The nutritional value of fruit leathers is high. Most will contain all the same vitamins as fresh fruit - except that the quantity of vitamin C will be reduced. Many of our common fruits have outstanding nutritional properties. Organic fruits can be especially good.
For more on the benefits of fruit please see
The Nutritional Value of Fruit
Fruit leather recipes
Really, you can experiment with different mixtures. I'm only just getting going on fruit leathers so I have limited experience on which to draw. But I can say that apple makes a fine fruit leather - just by itself. If you add a few sloes the colour goes from a light brown to a dark red colour - and the taste is slightly more plummy. I shall add fruit leather recipes as I find good combinations. As I write this, the main fruit season is at an end. I'm still drying apple rings and making apple leathers.
I can't decide which is best - they are both so yummy!
How to make fruit leathers
Here's a fruit leather recipe for apples - which will give you the general idea.
Wash the apples and remove any bad bits. Roughly chop them and place them in a good pan. Add enough water to just stop them burning on the bottom of the pan - as little as you can, really. Slowly heat them until they are cooked and mushy.

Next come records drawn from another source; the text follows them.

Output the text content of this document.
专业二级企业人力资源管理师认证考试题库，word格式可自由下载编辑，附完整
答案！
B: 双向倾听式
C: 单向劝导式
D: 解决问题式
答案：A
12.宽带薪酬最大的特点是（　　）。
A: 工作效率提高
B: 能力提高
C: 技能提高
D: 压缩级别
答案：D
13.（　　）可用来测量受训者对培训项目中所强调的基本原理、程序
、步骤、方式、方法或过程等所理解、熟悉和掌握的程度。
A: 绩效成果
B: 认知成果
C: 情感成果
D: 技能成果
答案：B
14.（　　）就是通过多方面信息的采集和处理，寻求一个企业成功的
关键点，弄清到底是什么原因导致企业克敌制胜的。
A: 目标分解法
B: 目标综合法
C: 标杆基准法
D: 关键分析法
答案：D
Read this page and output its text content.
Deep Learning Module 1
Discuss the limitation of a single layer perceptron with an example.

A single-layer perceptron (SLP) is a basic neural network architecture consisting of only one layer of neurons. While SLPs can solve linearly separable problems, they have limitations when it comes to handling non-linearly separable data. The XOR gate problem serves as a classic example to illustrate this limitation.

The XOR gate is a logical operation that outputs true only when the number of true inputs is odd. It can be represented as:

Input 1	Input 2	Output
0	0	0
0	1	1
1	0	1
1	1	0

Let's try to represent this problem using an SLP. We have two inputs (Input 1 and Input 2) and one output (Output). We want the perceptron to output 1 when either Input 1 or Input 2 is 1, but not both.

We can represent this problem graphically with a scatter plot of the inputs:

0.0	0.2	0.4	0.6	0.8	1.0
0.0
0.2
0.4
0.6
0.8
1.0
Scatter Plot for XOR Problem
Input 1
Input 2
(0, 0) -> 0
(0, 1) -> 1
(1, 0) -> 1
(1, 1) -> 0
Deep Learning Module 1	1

Take them off the heat and sieve the purée to remove all the skin and tough bits.
Return the apples to the pan and reduce down further. Be careful to avoid burning them.
When the mixture is reasonably stodgy take it off the heat. Grease a metal tray with a little vegetable oil - just a smear.
Spoon the mixture onto the tray and spread it fairly thinly - less than a centimetre's depth. Use a palette knife or similar to get an even surface.
Set the tray in the bottom of a very cool oven to dry out. This can take some time. If you are cooking other items and you need a higher temperature you can put the tray on the floor of the oven - but do check often as it is quite easy to burn the mix.
When the leather starts to take on a glassy, semi-transparent look, you can try to lift it from the tray with the aid of a spatula or palette knife. If it starts to tear you need to give it more time.
Lift the leather off the tray and put it somewhere it can carry on drying more slowly. The surface may remain a little tacky to the touch.
When the leather is firm and has lost most of its stickiness you can dust it with a very little cornflower or icing sugar to help stop it sticking together in the jar. I've not done this so far as most of it just gets eaten!
Cut it into strips and store it in a large jar with space for some air circulation. It's best to sterilise the jars before use, of course.
Check the condition of your leathers from time to time. They should store for a year or two if need be.
An alternative apple fruit leather recipe
Here's a fruit leather recipe which some people may find easier. Essentially, the method is exactly the same as above but at the start you peel and core thoroughly so that you can avoid all that sieving.
Put the prepared apples into a pan and proceed as above. If you add other fruits, they too should be thoroughly washed, skinned and cored, or the pips removed so that the resulting purée contains no bits. Anyone who has prepared baby food for the youngest members of the household will know what to do!
You can use kitchen gadgets to make life easier. A decent apple corer is invaluable for saving time and trouble when coring dozens of apples.You can buy these amazing corer and peelers and slicers from Amazon
. I have one of these and it's great, especially if you want to dry apples, too.
See my page Drying apples for winter sweetness for more on this.
You can make a decent fruit leather recipe to suit the fruits you have available throughout the summer. I've only just discovered the wonders of fruit leathers, so I hope to find a new fruit leather recipe for each of the fruits I grow. I'll add them here when I find mixtures that work.
Fruit leathers can make appetising Christmas presents for friends and relations. They can certainly provide a bit of novelty and a talking point!